Une aventure rocambolesque d’Attila, fléau de Dieu (2006)
Commençons par Manu Larcenet qui après nous avoir donné le tome 3 du Combat Ordinaire, une merveille, nous conte sur un dessin de Casanave la vie édifiante d’Attila roi des Huns, celui sous les pattes du cheval duquel l’herbe ne repousse jamais. Une terreur le bougre qui a marqué notre enfance. On va le voir dépressif ce brave Attila. Normal pour un conquérant qui n’a plus rien à envahir. Le monde lui appartient et il déprime sec. Pire il a tout conquis et il n’en a rien appris. Il devient aussi immortel. Ce qui va le gonfler et l’obliger à chercher Dieu pour qu’il lui rende sa mort. Larcenet philosophe parfois.

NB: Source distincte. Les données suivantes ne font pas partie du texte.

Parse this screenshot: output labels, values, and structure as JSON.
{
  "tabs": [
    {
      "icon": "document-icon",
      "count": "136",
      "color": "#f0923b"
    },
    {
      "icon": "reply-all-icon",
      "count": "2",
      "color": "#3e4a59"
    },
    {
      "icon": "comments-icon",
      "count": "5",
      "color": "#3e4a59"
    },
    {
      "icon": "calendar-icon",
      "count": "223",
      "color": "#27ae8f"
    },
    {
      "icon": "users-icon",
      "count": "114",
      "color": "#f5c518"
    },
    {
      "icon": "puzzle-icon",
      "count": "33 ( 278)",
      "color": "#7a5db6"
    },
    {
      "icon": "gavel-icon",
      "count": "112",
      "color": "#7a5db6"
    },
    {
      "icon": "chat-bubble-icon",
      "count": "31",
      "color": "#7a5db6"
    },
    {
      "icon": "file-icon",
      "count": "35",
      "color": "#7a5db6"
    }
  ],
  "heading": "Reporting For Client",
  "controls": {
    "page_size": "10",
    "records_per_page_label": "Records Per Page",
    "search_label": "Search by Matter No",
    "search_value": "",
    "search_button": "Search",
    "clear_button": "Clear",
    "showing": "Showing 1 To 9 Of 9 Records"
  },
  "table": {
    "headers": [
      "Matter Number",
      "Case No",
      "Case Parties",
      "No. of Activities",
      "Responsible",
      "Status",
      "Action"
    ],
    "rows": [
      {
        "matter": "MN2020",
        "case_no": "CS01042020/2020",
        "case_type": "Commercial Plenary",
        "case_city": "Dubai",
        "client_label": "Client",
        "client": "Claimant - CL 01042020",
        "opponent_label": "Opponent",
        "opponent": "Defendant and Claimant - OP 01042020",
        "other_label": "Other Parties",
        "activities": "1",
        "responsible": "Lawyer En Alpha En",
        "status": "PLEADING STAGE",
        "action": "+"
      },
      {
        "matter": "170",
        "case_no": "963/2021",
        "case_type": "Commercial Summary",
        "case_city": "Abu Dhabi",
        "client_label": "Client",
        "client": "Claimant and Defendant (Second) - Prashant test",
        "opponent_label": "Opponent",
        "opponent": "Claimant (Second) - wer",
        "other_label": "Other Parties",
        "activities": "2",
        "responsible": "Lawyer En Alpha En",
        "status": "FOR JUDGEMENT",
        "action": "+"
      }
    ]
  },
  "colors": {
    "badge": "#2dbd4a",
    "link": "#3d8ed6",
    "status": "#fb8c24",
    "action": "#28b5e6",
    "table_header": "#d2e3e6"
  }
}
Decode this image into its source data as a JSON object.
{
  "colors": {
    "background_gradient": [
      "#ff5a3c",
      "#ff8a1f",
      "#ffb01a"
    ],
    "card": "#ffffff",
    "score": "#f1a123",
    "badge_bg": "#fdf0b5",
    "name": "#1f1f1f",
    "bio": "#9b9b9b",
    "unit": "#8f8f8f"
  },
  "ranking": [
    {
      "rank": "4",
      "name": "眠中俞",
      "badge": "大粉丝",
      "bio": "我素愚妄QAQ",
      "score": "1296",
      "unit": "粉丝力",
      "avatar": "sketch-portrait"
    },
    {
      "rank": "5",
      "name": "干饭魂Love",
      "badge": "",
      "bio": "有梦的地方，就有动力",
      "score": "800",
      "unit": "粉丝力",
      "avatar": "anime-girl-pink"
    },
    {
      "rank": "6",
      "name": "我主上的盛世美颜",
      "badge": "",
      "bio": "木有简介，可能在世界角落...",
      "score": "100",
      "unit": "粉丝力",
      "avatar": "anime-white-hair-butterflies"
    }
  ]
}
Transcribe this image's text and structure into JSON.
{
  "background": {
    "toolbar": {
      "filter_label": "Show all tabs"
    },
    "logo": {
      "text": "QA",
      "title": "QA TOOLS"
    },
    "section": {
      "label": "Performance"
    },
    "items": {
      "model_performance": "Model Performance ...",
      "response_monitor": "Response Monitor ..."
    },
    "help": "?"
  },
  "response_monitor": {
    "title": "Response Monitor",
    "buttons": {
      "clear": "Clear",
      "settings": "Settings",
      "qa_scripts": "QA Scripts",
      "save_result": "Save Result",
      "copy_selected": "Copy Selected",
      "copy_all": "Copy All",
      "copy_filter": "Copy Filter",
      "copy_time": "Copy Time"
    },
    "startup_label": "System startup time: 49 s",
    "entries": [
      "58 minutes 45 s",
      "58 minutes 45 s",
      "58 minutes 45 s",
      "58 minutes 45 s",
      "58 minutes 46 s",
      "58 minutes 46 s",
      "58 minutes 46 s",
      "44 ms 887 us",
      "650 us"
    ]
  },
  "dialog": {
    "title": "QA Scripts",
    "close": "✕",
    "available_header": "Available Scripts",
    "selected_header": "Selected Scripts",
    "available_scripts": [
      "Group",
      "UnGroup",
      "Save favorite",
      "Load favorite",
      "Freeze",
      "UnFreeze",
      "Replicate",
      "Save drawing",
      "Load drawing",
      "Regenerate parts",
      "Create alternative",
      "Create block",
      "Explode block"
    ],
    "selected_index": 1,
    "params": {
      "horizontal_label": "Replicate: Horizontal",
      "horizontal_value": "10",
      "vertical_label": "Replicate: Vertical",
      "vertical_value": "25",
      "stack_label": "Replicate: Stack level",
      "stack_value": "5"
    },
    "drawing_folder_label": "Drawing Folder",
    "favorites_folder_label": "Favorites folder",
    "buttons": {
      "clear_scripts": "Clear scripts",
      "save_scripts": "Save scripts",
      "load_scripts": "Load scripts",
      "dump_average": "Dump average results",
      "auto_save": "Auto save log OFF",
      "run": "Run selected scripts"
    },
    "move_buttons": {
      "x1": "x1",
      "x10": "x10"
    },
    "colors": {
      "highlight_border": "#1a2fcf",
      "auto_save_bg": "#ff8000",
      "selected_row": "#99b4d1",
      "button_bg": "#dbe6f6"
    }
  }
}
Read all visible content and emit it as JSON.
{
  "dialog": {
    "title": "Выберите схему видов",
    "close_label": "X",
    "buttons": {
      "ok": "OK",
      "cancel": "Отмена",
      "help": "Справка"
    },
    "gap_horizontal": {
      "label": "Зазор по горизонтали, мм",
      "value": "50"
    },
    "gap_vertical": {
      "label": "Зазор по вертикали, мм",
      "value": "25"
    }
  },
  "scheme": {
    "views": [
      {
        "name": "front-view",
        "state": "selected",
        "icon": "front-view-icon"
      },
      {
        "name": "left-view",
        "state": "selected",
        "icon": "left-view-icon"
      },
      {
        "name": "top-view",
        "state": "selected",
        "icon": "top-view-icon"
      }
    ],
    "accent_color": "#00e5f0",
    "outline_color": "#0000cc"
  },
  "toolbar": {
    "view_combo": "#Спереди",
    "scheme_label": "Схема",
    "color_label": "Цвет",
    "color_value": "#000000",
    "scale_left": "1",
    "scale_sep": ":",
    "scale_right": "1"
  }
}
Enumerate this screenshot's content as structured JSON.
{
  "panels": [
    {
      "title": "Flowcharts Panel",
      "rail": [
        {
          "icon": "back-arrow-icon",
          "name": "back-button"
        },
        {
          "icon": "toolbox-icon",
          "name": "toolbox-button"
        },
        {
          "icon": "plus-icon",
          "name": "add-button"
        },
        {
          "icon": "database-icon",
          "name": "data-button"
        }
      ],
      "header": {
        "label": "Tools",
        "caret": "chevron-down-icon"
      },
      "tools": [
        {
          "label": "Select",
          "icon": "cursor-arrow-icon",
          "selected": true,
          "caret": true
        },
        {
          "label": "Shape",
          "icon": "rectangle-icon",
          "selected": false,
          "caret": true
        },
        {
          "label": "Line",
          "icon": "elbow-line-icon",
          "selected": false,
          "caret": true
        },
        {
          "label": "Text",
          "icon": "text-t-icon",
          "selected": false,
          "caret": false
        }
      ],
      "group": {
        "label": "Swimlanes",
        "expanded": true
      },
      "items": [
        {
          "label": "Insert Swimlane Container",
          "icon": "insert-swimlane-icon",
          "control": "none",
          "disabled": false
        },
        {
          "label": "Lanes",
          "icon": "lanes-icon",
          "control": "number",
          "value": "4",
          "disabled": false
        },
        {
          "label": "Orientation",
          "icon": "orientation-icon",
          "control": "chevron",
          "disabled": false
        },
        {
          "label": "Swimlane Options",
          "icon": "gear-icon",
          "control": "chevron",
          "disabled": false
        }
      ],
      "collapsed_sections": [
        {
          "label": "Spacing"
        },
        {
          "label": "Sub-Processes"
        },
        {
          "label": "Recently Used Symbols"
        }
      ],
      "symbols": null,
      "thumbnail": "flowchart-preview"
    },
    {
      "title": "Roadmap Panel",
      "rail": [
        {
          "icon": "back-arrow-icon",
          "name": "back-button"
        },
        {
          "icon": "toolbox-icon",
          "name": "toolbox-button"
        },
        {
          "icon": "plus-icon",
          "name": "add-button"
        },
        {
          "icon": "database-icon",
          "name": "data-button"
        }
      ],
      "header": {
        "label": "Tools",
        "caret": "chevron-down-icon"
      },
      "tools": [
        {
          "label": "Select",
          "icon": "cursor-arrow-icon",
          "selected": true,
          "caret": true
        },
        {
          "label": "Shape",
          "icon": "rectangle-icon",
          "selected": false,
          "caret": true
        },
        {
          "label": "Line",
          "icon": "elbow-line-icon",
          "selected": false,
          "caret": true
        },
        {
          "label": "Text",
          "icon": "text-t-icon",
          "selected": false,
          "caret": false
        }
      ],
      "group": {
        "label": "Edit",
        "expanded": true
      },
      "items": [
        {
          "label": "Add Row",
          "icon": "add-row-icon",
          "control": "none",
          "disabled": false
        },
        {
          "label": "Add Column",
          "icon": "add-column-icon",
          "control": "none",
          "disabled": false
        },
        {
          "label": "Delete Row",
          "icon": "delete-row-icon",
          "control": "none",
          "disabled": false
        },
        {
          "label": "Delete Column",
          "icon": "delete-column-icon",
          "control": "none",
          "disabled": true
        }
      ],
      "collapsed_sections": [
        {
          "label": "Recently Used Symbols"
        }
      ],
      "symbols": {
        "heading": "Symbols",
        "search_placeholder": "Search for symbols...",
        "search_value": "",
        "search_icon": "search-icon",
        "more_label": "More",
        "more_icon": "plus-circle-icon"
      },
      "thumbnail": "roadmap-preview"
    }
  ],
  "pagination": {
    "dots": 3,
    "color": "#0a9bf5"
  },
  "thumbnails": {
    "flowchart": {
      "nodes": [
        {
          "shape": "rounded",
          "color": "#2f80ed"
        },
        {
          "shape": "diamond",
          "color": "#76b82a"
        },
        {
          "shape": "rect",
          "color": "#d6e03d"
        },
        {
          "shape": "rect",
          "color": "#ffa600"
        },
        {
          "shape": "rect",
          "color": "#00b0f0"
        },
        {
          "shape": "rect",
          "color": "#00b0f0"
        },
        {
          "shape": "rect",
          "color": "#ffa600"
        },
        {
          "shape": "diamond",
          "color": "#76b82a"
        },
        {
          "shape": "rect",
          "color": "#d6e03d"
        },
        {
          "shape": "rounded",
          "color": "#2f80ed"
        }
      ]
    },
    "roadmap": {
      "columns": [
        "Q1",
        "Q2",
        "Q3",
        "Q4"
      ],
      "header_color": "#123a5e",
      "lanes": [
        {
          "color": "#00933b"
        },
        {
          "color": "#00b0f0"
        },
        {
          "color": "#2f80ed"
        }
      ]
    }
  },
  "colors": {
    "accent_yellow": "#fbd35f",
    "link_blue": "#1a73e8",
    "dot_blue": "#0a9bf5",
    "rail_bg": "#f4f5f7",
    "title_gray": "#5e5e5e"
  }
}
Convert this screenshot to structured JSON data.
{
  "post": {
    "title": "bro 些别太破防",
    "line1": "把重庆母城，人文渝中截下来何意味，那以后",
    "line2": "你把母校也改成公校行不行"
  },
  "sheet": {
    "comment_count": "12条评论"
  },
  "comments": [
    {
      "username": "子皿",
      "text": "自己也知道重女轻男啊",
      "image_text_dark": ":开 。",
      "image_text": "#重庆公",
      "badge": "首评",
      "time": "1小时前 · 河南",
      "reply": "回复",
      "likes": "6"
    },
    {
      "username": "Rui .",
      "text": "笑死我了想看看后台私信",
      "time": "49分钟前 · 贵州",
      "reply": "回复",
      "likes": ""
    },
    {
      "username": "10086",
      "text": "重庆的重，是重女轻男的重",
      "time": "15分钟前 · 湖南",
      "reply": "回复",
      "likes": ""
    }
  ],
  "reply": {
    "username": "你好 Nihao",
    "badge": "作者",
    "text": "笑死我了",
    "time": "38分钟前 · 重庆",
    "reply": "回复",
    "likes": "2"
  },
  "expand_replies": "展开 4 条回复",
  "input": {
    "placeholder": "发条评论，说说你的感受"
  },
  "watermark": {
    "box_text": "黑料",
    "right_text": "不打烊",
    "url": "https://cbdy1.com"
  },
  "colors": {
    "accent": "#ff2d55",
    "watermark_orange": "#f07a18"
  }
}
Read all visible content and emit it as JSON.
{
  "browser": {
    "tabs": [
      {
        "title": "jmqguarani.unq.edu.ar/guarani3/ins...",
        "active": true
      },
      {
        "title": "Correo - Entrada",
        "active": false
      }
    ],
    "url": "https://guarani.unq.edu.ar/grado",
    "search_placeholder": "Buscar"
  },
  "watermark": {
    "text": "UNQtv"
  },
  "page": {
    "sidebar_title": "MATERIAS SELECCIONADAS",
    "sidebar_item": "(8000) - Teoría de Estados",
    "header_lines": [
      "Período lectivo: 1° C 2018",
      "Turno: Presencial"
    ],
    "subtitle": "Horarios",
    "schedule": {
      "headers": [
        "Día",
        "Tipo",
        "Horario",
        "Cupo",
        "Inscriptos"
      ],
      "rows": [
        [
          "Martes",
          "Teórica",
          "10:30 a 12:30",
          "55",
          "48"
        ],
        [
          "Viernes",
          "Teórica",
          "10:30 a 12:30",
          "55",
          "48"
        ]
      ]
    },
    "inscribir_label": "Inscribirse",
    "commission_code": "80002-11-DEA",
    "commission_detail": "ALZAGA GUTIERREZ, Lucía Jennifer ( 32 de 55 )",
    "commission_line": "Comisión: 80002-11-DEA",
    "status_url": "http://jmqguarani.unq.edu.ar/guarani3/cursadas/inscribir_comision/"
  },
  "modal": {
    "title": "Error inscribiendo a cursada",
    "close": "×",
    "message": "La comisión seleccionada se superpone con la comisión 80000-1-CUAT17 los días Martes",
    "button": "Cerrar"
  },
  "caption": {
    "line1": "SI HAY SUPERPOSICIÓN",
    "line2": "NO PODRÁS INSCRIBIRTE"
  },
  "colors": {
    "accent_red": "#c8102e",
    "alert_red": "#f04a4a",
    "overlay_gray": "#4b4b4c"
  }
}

Une aventure rocambolesque d’Attila le Hun, Le Fléau de Dieu, Dargaud, 12 €
La France a peur de Nic Oumouk (2007)
A force de faire le pitre et de se prendre pour un dangereux révolutionnaire, un casseur de banlieue et un vrai bouffon, Nic Oumouk a gagné le gros lot. Il est puni par la société à qui il commence à casser sérieusement le moral à défaut d’autre chose. Bien fait. A lui les travaux d’intérêts généraux dans un bled pourri de la France profonde. Dans La France a peur de Nic Oumouk Manu Larcenet amène donc son jeune héros à la ferme tendance Retour à la terre assaisonné d’un zeste de Combat ordinaire. Et on rigole ferme.
Nic Oumouk, Tome 2, La France a peur de Nic Oumouk, Dargaud, 12 €
Larcenet au foyer pour Retour à la Terre (2008)
Un tome V du Retour à la Terre dans la lignée des épisodes précédents. Cette fois Manu, héros de choc scénarisé par Ferri, fait le dur apprentissage du père au foyer. Sa chère et tendre a repris le chemin de la fac et lui laisse un petit bout charmant mais pas facile à gérer. Capucine saute sur ses genoux, s’évade dans les champs, gazouille et prend sa place dans la famille. Manu s’empêtre, appréhende, stresse et se débrouille, accueille son copain Ferri. Autobiographie, tranches de vie en strips, Larcenet et Ferri excellent et nous ressemblent. On est toujours sous le charme du duo.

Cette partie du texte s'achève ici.